After almost four hours of public testimony and deliberation, a California Senate committee held a bill that would require almost all kids attending school to be vaccinated. The hearing drew hundreds of people to the hallways of the state Capitol building.
Lines of people snaked around the hallways outside the Senate Education Committee hearing, some came with strollers or babies in their arms. Most were there to voice opposition. A volunteer walked up and down the fourth floor trying to maintain order.
“We gotta keep quiet and we have a fire marshall warning," the volunteer says.
Organizers say some people came in charter buses from Southern California. Noelle Foster came from Carmichael.
"If I am coerced into vaccinating despite my feeling that it would be very very dangerous for my children, I would have to homeschool them until they’re 18, risk perhaps them being discriminated against or segregated," she says.
Inside the hearing, public testimony raised similar concerns.
The bill's author, Democratic State Senator Richard Pan listened to speakers, then defended his proposal to eliminate personal belief exemptions for vaccinations.
"We've basically been increasing and accumulating larger and larger amounts of unvaccinated people, which is part of the reason the measles outbreak was able to spread in this last outbreak," Pan says.
Unvaccinated kids would not be able to attend public, private or charter schools under the bill. They would have to be homeschooled. Education committee members from both parties were critical - one called the measure "draconian" another said it could create an education system with second-class citizens.
"What is the likelihood of harm if we continue as we're doing now, of harm to the students who are vaccinated, who go to school with non-vaccinated students," says Democratic State Senator Marty Block. "Is it a hundred percent chance that students will come down with deadly disease? Of course not. If there is an infintessimal chance that students are going to be infected by the non-vaccinated students, then it seems crazy to force non-vaccinated students to be homeschooled or not educated at all."

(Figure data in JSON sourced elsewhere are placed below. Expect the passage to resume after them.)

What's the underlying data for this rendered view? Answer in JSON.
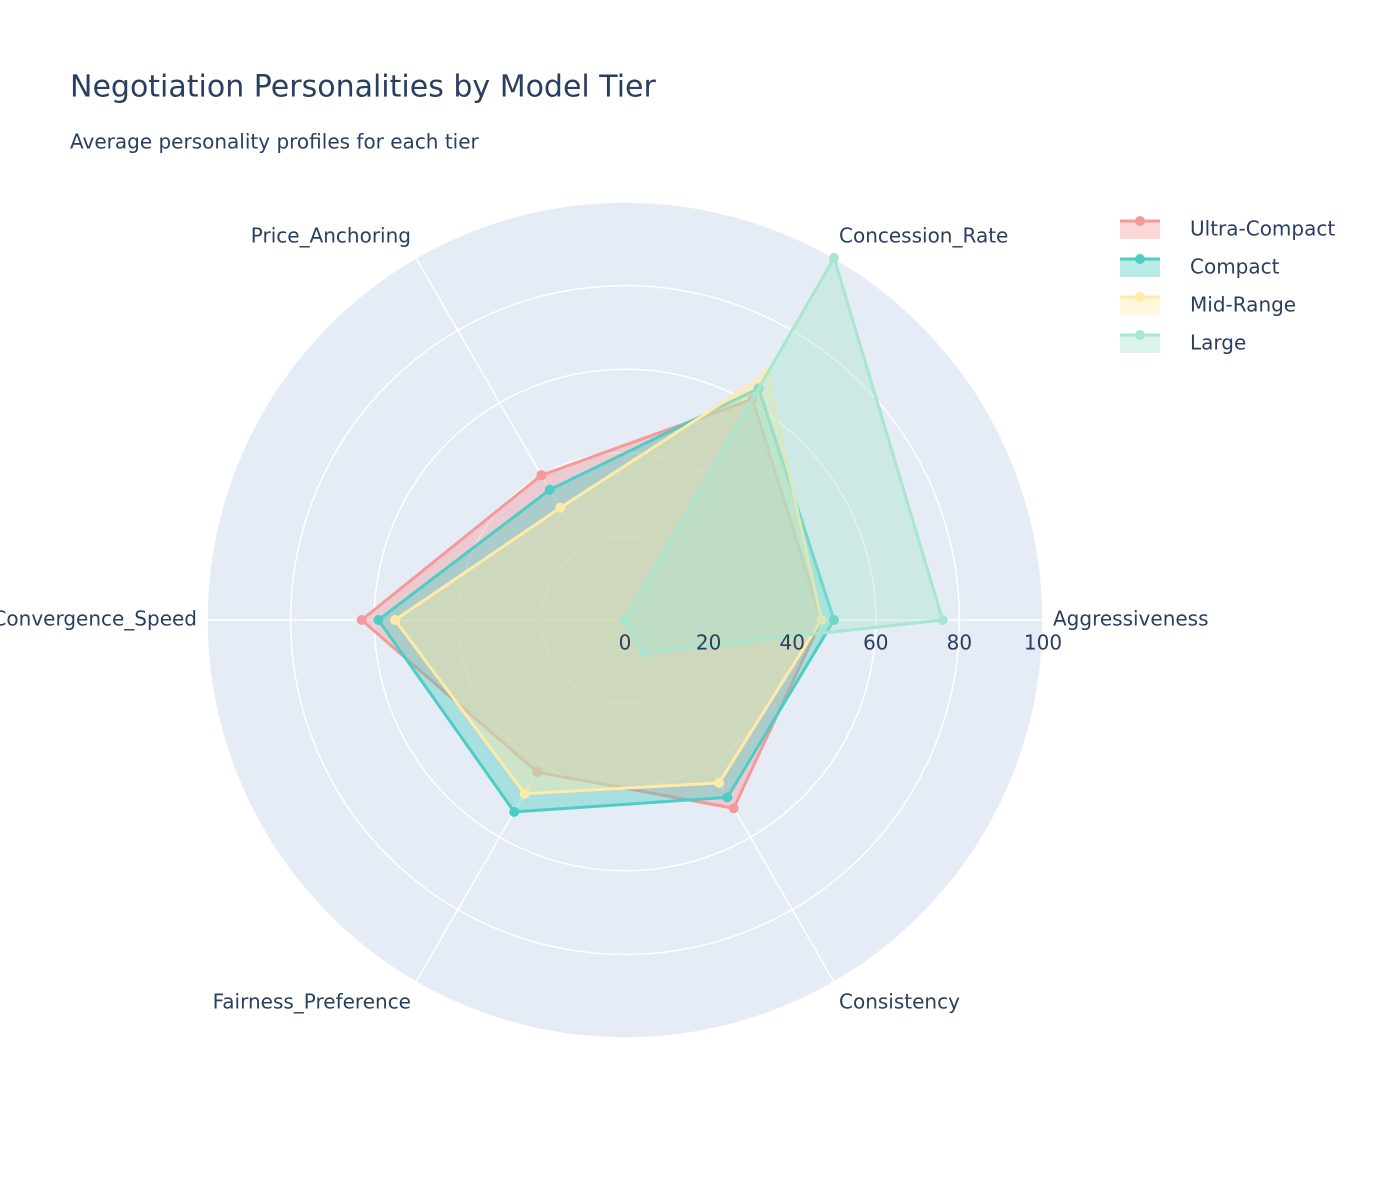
{
  "chart_data": {
    "type": "radar",
    "title": "Negotiation Personalities by Model Tier",
    "subtitle": "Average personality profiles for each tier",
    "categories": [
      "Aggressiveness",
      "Concession_Rate",
      "Price_Anchoring",
      "Convergence_Speed",
      "Fairness_Preference",
      "Consistency"
    ],
    "series": [
      {
        "name": "Ultra-Compact",
        "color": "#f49a9a",
        "values": [
          47,
          61,
          40,
          63,
          42,
          52
        ]
      },
      {
        "name": "Compact",
        "color": "#4ecdc4",
        "values": [
          50,
          64,
          36,
          59,
          53,
          49
        ]
      },
      {
        "name": "Mid-Range",
        "color": "#ffeaa7",
        "values": [
          47,
          68,
          31,
          55,
          48,
          45
        ]
      },
      {
        "name": "Large",
        "color": "#a8e6cf",
        "values": [
          76,
          100,
          0,
          0,
          0,
          9
        ]
      }
    ],
    "rlim": [
      0,
      100
    ],
    "rticks": [
      0,
      20,
      40,
      60,
      80,
      100
    ],
    "grid": true,
    "legend": "top-right"
  }
}
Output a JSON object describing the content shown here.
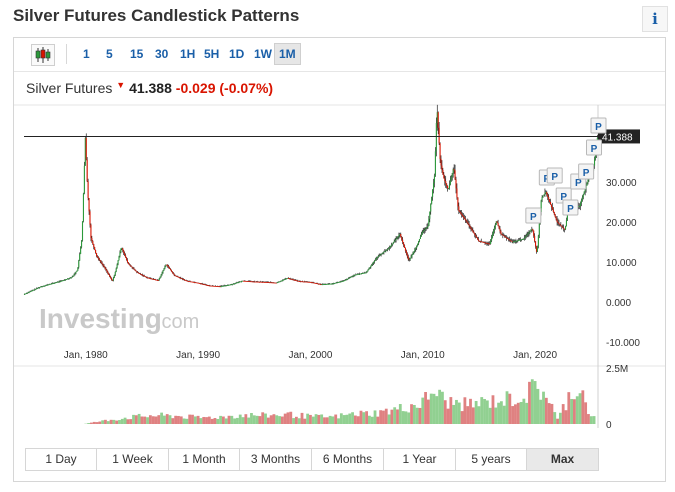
{
  "header": {
    "title": "Silver Futures Candlestick Patterns",
    "info_glyph": "i"
  },
  "toolbar": {
    "chart_type_icon": "candlestick-icon",
    "timeframes": [
      {
        "label": "1",
        "active": false
      },
      {
        "label": "5",
        "active": false
      },
      {
        "label": "15",
        "active": false
      },
      {
        "label": "30",
        "active": false
      },
      {
        "label": "1H",
        "active": false
      },
      {
        "label": "5H",
        "active": false
      },
      {
        "label": "1D",
        "active": false
      },
      {
        "label": "1W",
        "active": false
      },
      {
        "label": "1M",
        "active": true
      }
    ]
  },
  "quote": {
    "name": "Silver Futures",
    "last": "41.388",
    "change": "-0.029",
    "change_pct": "(-0.07%)",
    "direction": "down"
  },
  "watermark": {
    "brand": "Investing",
    "suffix": ".com"
  },
  "range_buttons": [
    {
      "label": "1 Day",
      "active": false
    },
    {
      "label": "1 Week",
      "active": false
    },
    {
      "label": "1 Month",
      "active": false
    },
    {
      "label": "3 Months",
      "active": false
    },
    {
      "label": "6 Months",
      "active": false
    },
    {
      "label": "1 Year",
      "active": false
    },
    {
      "label": "5 years",
      "active": false
    },
    {
      "label": "Max",
      "active": true
    }
  ],
  "chart_data": {
    "type": "candlestick",
    "x_axis": {
      "ticks": [
        {
          "year": 1980,
          "label": "Jan, 1980"
        },
        {
          "year": 1990,
          "label": "Jan, 1990"
        },
        {
          "year": 2000,
          "label": "Jan, 2000"
        },
        {
          "year": 2010,
          "label": "Jan, 2010"
        },
        {
          "year": 2020,
          "label": "Jan, 2020"
        }
      ],
      "range": [
        1974.5,
        2025.6
      ]
    },
    "y_axis": {
      "ticks": [
        {
          "value": 30,
          "label": "30.000"
        },
        {
          "value": 20,
          "label": "20.000"
        },
        {
          "value": 10,
          "label": "10.000"
        },
        {
          "value": 0,
          "label": "0.000"
        },
        {
          "value": -10,
          "label": "-10.000"
        }
      ],
      "range": [
        -12,
        48
      ]
    },
    "last_price": {
      "value": 41.388,
      "label": "41.388"
    },
    "price_path": [
      [
        1974.5,
        1.9
      ],
      [
        1976,
        3.8
      ],
      [
        1977,
        4.6
      ],
      [
        1978,
        5.4
      ],
      [
        1978.8,
        6.2
      ],
      [
        1979.3,
        8
      ],
      [
        1979.7,
        16
      ],
      [
        1980.0,
        41
      ],
      [
        1980.2,
        28
      ],
      [
        1980.5,
        16
      ],
      [
        1981,
        11.5
      ],
      [
        1981.8,
        8.2
      ],
      [
        1982.4,
        5.2
      ],
      [
        1982.7,
        7.8
      ],
      [
        1983.2,
        13.8
      ],
      [
        1983.8,
        9.6
      ],
      [
        1984.6,
        7.4
      ],
      [
        1985.5,
        6.1
      ],
      [
        1986.5,
        5.4
      ],
      [
        1987.2,
        9.5
      ],
      [
        1987.9,
        6.7
      ],
      [
        1989,
        5.3
      ],
      [
        1990,
        4.8
      ],
      [
        1991,
        4.1
      ],
      [
        1992,
        3.9
      ],
      [
        1993,
        4.4
      ],
      [
        1994,
        5.3
      ],
      [
        1995,
        5.1
      ],
      [
        1996,
        5
      ],
      [
        1997,
        4.8
      ],
      [
        1998,
        6
      ],
      [
        1999,
        5.2
      ],
      [
        2000,
        5
      ],
      [
        2001,
        4.4
      ],
      [
        2002,
        4.6
      ],
      [
        2003,
        5.3
      ],
      [
        2004,
        6.8
      ],
      [
        2005,
        7.4
      ],
      [
        2006,
        11.3
      ],
      [
        2007,
        13.4
      ],
      [
        2008,
        17
      ],
      [
        2008.8,
        10.3
      ],
      [
        2009.5,
        14
      ],
      [
        2010,
        17.5
      ],
      [
        2010.5,
        19
      ],
      [
        2011.1,
        32
      ],
      [
        2011.3,
        49
      ],
      [
        2011.6,
        35
      ],
      [
        2011.9,
        31
      ],
      [
        2012.3,
        28
      ],
      [
        2012.8,
        33.8
      ],
      [
        2013.2,
        23
      ],
      [
        2014,
        19.8
      ],
      [
        2015,
        15.3
      ],
      [
        2016,
        14.5
      ],
      [
        2016.6,
        20.3
      ],
      [
        2017,
        17
      ],
      [
        2018,
        15
      ],
      [
        2019,
        15.8
      ],
      [
        2019.8,
        18.4
      ],
      [
        2020.2,
        12
      ],
      [
        2020.6,
        26
      ],
      [
        2021,
        27.5
      ],
      [
        2022,
        20
      ],
      [
        2022.7,
        18
      ],
      [
        2023,
        23.5
      ],
      [
        2024,
        24
      ],
      [
        2024.8,
        31
      ],
      [
        2025.2,
        33
      ],
      [
        2025.6,
        41.388
      ]
    ],
    "annotations": [
      {
        "label": "P",
        "year": 2019.8,
        "value": 21.5
      },
      {
        "label": "P",
        "year": 2021.0,
        "value": 31
      },
      {
        "label": "P",
        "year": 2021.7,
        "value": 31.5
      },
      {
        "label": "P",
        "year": 2022.5,
        "value": 26.5
      },
      {
        "label": "P",
        "year": 2023.1,
        "value": 23.5
      },
      {
        "label": "P",
        "year": 2023.8,
        "value": 30
      },
      {
        "label": "P",
        "year": 2024.5,
        "value": 32.5
      },
      {
        "label": "P",
        "year": 2025.2,
        "value": 38.5
      },
      {
        "label": "P",
        "year": 2025.6,
        "value": 44
      }
    ],
    "volume_axis": {
      "ticks": [
        {
          "value": 2.5,
          "label": "2.5M"
        },
        {
          "value": 0,
          "label": "0"
        }
      ],
      "range": [
        0,
        2.5
      ]
    },
    "volume": [
      [
        1980,
        0.02
      ],
      [
        1982,
        0.18
      ],
      [
        1984,
        0.32
      ],
      [
        1986,
        0.4
      ],
      [
        1988,
        0.38
      ],
      [
        1990,
        0.3
      ],
      [
        1992,
        0.33
      ],
      [
        1994,
        0.42
      ],
      [
        1996,
        0.4
      ],
      [
        1998,
        0.45
      ],
      [
        2000,
        0.35
      ],
      [
        2002,
        0.33
      ],
      [
        2004,
        0.48
      ],
      [
        2006,
        0.52
      ],
      [
        2008,
        0.72
      ],
      [
        2010,
        1.0
      ],
      [
        2011,
        1.6
      ],
      [
        2012,
        1.05
      ],
      [
        2014,
        0.9
      ],
      [
        2016,
        1.05
      ],
      [
        2018,
        1.2
      ],
      [
        2019,
        1.3
      ],
      [
        2020,
        1.7
      ],
      [
        2021,
        1.45
      ],
      [
        2022,
        0.2
      ],
      [
        2023,
        1.3
      ],
      [
        2024,
        1.8
      ],
      [
        2025,
        0.3
      ]
    ]
  }
}
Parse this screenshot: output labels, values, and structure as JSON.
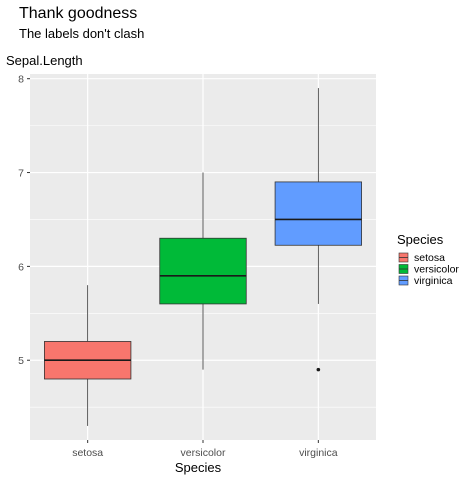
{
  "chart_data": {
    "type": "boxplot",
    "title": "Thank goodness",
    "subtitle": "The labels don't clash",
    "ylabel": "Sepal.Length",
    "xlabel": "Species",
    "categories": [
      "setosa",
      "versicolor",
      "virginica"
    ],
    "ylim": [
      4.15,
      8.05
    ],
    "yticks": [
      "5",
      "6",
      "7",
      "8"
    ],
    "grid": true,
    "legend": {
      "title": "Species",
      "position": "right",
      "entries": [
        "setosa",
        "versicolor",
        "virginica"
      ]
    },
    "colors": [
      "#F8766D",
      "#00BA38",
      "#619CFF"
    ],
    "boxes": [
      {
        "category": "setosa",
        "min": 4.3,
        "q1": 4.8,
        "median": 5.0,
        "q3": 5.2,
        "max": 5.8,
        "outliers": []
      },
      {
        "category": "versicolor",
        "min": 4.9,
        "q1": 5.6,
        "median": 5.9,
        "q3": 6.3,
        "max": 7.0,
        "outliers": []
      },
      {
        "category": "virginica",
        "min": 5.6,
        "q1": 6.225,
        "median": 6.5,
        "q3": 6.9,
        "max": 7.9,
        "outliers": [
          4.9
        ]
      }
    ]
  }
}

Questions focused on the education that would be available for unvaccinated kids. What if a parent of an unvaccinated child couldn't afford to homeschool? Would the children have access to the public school curriculum? Would kids learning at home be able to interact with others in the learning process?
"Again the purpose is to try to protect the general community,"says Pan.
Committee Chair Carol Liu didn't question Pan's intent to raise vaccination rates. But she did have concerns.
"I understand the purpose, and the public health purpose is very important, and I do believe in immunization," she says. "But the larger question here us that the penalty to not immunizing is you have to homeschool or take the kids out of public school and I don't think that's a solution to the problem."
Liu suggested Senator Pan take a week to answer lawmakers' questions. The committee will vote on the bill next Wednesday -- but there will be no public testimony.